Zukunft für benachteiligte Kinder und Jugendliche

«Ich hatte einfach nur Angst vor dem grossen Loch vor mir...»

Ich kann Altes ablegen und auch besser mit Aggressionen umgehen, dafür bin ich sehr dankbar.

Euer Paul

Paul ist seit 2009 Mitarbeiter von GHU Lira

Als kleines Kind lebte ich bei meinem Vater, die Mutter kannte ich nicht. Ich war noch sehr jung, als mein Vater starb. Ich erinnere mich, dass man mich mit einer Schubkarre zum Begräbmis gefahren hat, jedoch sagte mir niemand, dass mein Vater gestorben war. Ich hatte einfach nur Angst vor dem grossen Loch vor mir und jetzt legten sie auch noch meinen Vater da rein.
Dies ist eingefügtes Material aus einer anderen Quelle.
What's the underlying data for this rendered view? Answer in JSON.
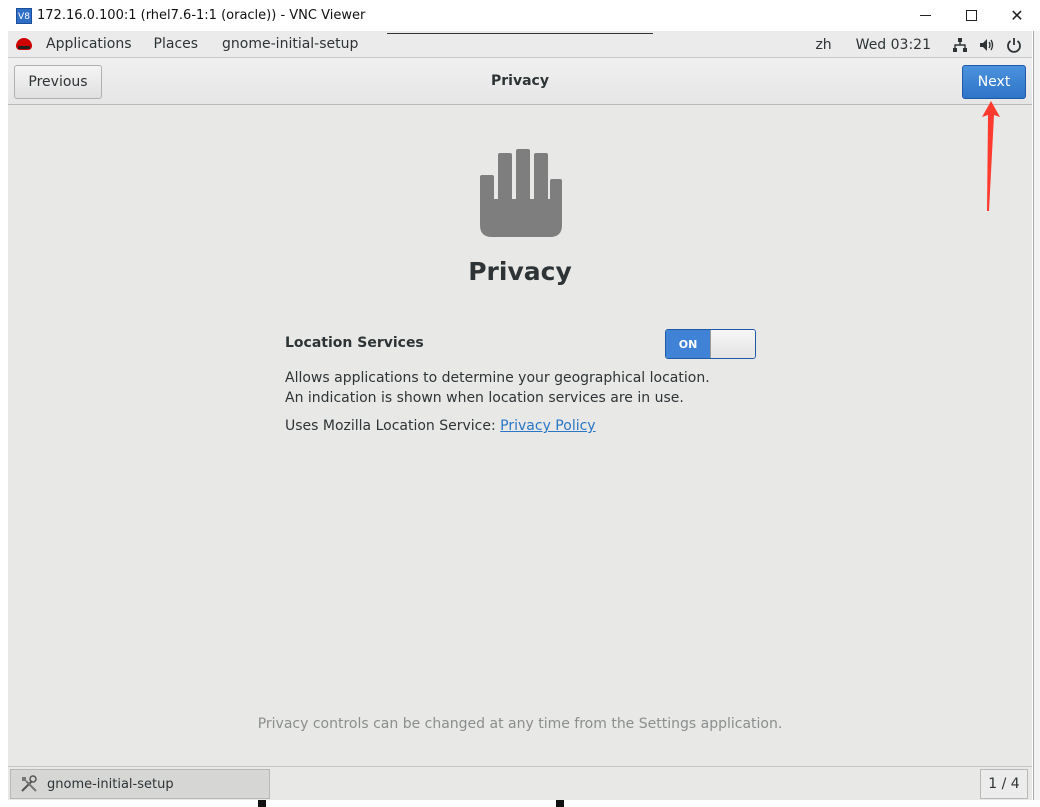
{
  "window": {
    "app_icon": "V8",
    "title": "172.16.0.100:1 (rhel7.6-1:1 (oracle)) - VNC Viewer",
    "controls": {
      "minimize": "minimize-icon",
      "maximize": "maximize-icon",
      "close": "✕"
    }
  },
  "topbar": {
    "applications": "Applications",
    "places": "Places",
    "app_name": "gnome-initial-setup",
    "input_lang": "zh",
    "clock": "Wed 03:21"
  },
  "headerbar": {
    "previous_label": "Previous",
    "title": "Privacy",
    "next_label": "Next"
  },
  "main": {
    "heading": "Privacy",
    "location_label": "Location Services",
    "switch_state": "ON",
    "description": "Allows applications to determine your geographical location. An indication is shown when location services are in use.",
    "uses_prefix": "Uses Mozilla Location Service: ",
    "privacy_link": "Privacy Policy",
    "footer_note": "Privacy controls can be changed at any time from the Settings application."
  },
  "taskbar": {
    "task_label": "gnome-initial-setup",
    "workspace": "1 / 4"
  },
  "colors": {
    "accent": "#3f82d6",
    "annotation": "#ff3b30",
    "icon_gray": "#7e7e7e"
  }
}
In der Folge wohnte ich bei meinem Onkel, der sehr streng zu mir war. Durch Vermittlung der Kirche kam ich ins God helps Uganda Kinderheim Luwafu in Kampala. Obwohl ich nicht so recht wusste, was mich erwarten würde, war ich froh, nicht mehr weiter bei meinem Onkel wohnen zu müssen.

Ich war kein einfaches Kind, eigensinnig und starrköpfig. Ich wollte mich nicht unterordnen und so gab es auch im Heim häufig Konflikte. Schliesslich musste ich das Heim wegen meines Verhaltens wieder verlassen. Wohnen konnte ich bei meinem älteren Bruder und ein Lehrer übernahm mein Schulgeld, aber für das Schulmaterial musste ich selber aufkommen. Von Montag bis Donnerstag besuchte ich die Schule, am Freitag und Samstag stellte ich Ziegel her, deren Verkauf etwas Verdienst einbrachte.

Als mein Bruder realisierte, dass mit Ziegelsteinen Geld zu verdienen war, verbot er mir den Schulbesuch und ich musste für ihn Ziegelsteine produzieren. Die Abmachung, wonach der Erlös unter uns beiden aufgeteilt würde, hielt der Bruder leider nicht ein. Deshalb verliess ich ihn und fand in einem Lagerschuppen Unterschlupf.

Damit ich weiter zur Schule konnte, arbeitete ich früh morgens, abends und an den Wochenenden. Trotz des harten Lebens und dem Wenigen, das ich besass, fühlte ich mich irgendwie wohl dabei. Auch trat ich wieder mit GHU in Kontakt und wir konnten einige Dinge aus der Vergangenheit bereinigen.

Ich erhielt auch das Angebot, eine Ausbildung zu machen. Zuerst wollte ich nicht aus Angst, meine Selbstbestimmung zu verlieren, aber schliesslich stimmte ich zu und entschied mich für eine Berufslehre als Maurer in einem Ausbildungszentrum, wo auch noch Elektriker, Schreiner und Sanitärinstalla- teure ausgebildet wurden. Morgens lernte ich mit den Maurern und mittags besuchte ich einen der anderen Kurse, da ich möglichst viel lernen wollte.

Gegen Ende der Lehre erfuhr die Schulleitung, dass ich mehrere Kurse besuchte und ich wurde ins Büro des Direktors gerufen. Dieser tadelte mich für mein Vorgehen, da ich nur für den Maurer-Lehrgang die Ausbildungsgebühren bezahlt hätte. Am Schluss verabschiedete er sich mit den Worten: «Cleveres Bürschchen, ich hätte das genauso gemacht!»

Kurz vor dem Ausbildungsende hatte ich einen heftigen Streit mit einem Kollegen, der mich immer wieder verletzte mit Sprüchen wie: «Du bist ja nur ein Waisenkind und brauchst Hilfe von einer Organisation, weil du dir selber nicht helfen kannst.»
Irgendwann wurde ich so wütend und schlug zu und verletzte ihn. Dieses Vergehen hatte Konsequenzen und ich wurde von der Ausbildung ausgeschlossen, ohne die Abschlussprüfung absolviert zu haben.

Glücklicherweise durfte ich diese Prüfung nach einem Gespräch zwischen mir, der Zentrumsleitung und der Leitung von God helps Uganda im Jahre 2009 doch noch ablegen.

Im gleichen Jahr erhielt ich im GHU Kinderheim in Lira eine Arbeitsstelle. Die Zusammenarbeit verlief zwar nicht immer reibungslos, aber durch Gespräche, Korrekturen und gemeinsame Bibel- und Gebetszeiten wurde und wird mein Charakter geformt. Ich kann Altes ablegen und auch besser mit Aggressionen umgehen. Dafür bin ich sehr dankbar, auch weil ich bald heiraten möchte und es mein Wunsch ist, dass wir eine tragfähige und gute Ehe leben können, auch wenn es einmal Schwierigkeiten gibt.